Results from VERITAC-2 trial showed that the proteolysis-targeting chimera (PROTAC) vepdegestrant could extend progression-free survival for people with previously treated estrogen receptor (ER)-positive, HER2-negative advanced breast cancer with an ESR1 mutation. The research will be presented at the 2025 ASCO Annual Meeting (Abstract LBA1000).
Study Details
“Patients with ER-positive, HER2-negative advanced breast cancer whose tumors harbor ESR1 mutations have limited treatment options if the disease progresses and becomes resistant to available endocrine therapies. Newer therapies with differentiated mechanisms of action, longer clinical benefit, and tolerable safety profiles that can improve outcomes are now emerging. The findings from the VERITAC-2 study provide support for vepdegestrant as a potential oral treatment option,” stated lead study author Erika P. Hamilton, MD, Chair, Breast Executive Committee Director, Breast Cancer Research Program, Sarah Cannon Research Institute, Nashville, Tennessee.
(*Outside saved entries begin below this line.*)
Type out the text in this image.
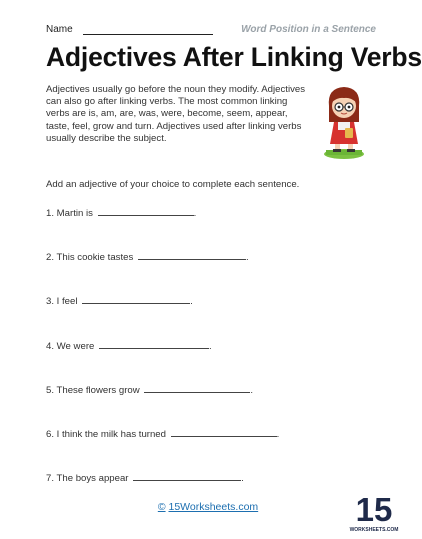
Name	Word Position in a Sentence
Adjectives After Linking Verbs

Adjectives usually go before the noun they modify. Adjectives can also go after linking verbs. The most common linking verbs are is, am, are, was, were, become, seem, appear, taste, feel, grow and turn. Adjectives used after linking verbs usually describe the subject.

Add an adjective of your choice to complete each sentence.

1. Martin is	.
2. This cookie tastes	.
3. I feel	.
4. We were	.
5. These flowers grow	.
6. I think the milk has turned	.
7. The boys appear	.
© 15Worksheets.com	15
WORKSHEETS.COM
Vepdegestrant is a type of investigational drug called a PROTAC. It works by targeting and breaking down the estrogen receptors found on cancer cells, which can shrink or stop ER-positive breast cancers from growing. Previous phase I/II research has shown that vepdegestrant might help improve outcomes in people with advanced breast cancer who have received other treatments, but VERITAC-2 is the first global phase III clinical trial to study the safety and efficacy of vepdegestrant in these patients.
VERITAC-2 enrolled 624 patients with ER-positive, HER2-negative advanced breast cancer. The patients, 99.5% of whom were women, ranged in age from 26 to 89 years old, with a median age of 60. The patients in the study had already received treatment with hormone therapy and a CDK4/6 inhibitor. One additional line of hormone therapy was also allowed. Patients who previously received chemotherapy for advanced disease or who had already received fulvestrant were not eligible to enroll in the study. Fulvestrant is a type of hormone therapy called a selective estrogen receptor degrader (SERD) that indirectly leads to estrogen receptor degradation. In contrast, vepdegestrant directly degrades the estrogen receptor because of its binding properties.
Key Findings
The patients were randomly assigned to receive treatment with either vepdegestrant (313 patients) or fulvestrant (311 patients). Vepdegestrant was taken orally each day, while fulvestrant was given intramuscularly on days 1 and 15 of the first cycle of treatment and day 1 of each subsequent treatment cycle. A total of 43.3% of patients had ESR1 mutations (136 patients in the vepdegestrant group and 134 in the fulvestrant group).
For patients with ESR1 mutations, the median progression-free survival for those who received vepdegestrant was 5 months vs 2.1 months for those who received fulvestrant. However, the same progression-free survival benefit was not seen when looking at vepdegestrant vs fulvestrant in all patients, regardless of ESR1 mutational status.
The clinical benefit rate was 42.1% in the vepdegestrant group vs 20.2% in the fulvestrant group. The overall response rate was 18.6% in the vepdegestrant group vs 4% in the fulvestrant group.
Most of the adverse effects in the vepdegestrant group were mild or moderate, but severe adverse effects were slightly more common in this group. In these patients, 23.4% experienced a grade 3 or higher adverse event vs 17.6% of those in the fulvestrant group. Finally, few patients from either group discontinued treatment due to adverse effects, but more patients in the vepdegestrant group stopped treatment due to adverse effects (2.9% of patients vs 0.7% in the fulvestrant group).
“In patients with hormone-sensitive metastatic breast cancers that harbored ESR1 mutations, the VERITAC-2 clinical trial found that vepdegestrant worked better than fulvestrant, making it a potential new option for patients in this setting. However, on average, patients did not have prolonged responses on either agent, highlighting the need for combination therapies and continued development in this space,” stated Jane Lowe Meisel, MD, FASCO, Co-Director, Breast Medical Oncology, at the Winship Cancer Institute of Emory University School of Medicine, and an ASCO expert in breast cancer.
Researchers will share the data from VERITAC-2 with global regulatory authorities to potentially support filings for drug approval.
Disclosure: This study was jointly funded by Arvinas Estrogen Receptor, Inc. and Pfizer, Inc. For full disclosures of the study authors, visit coi.asco.org.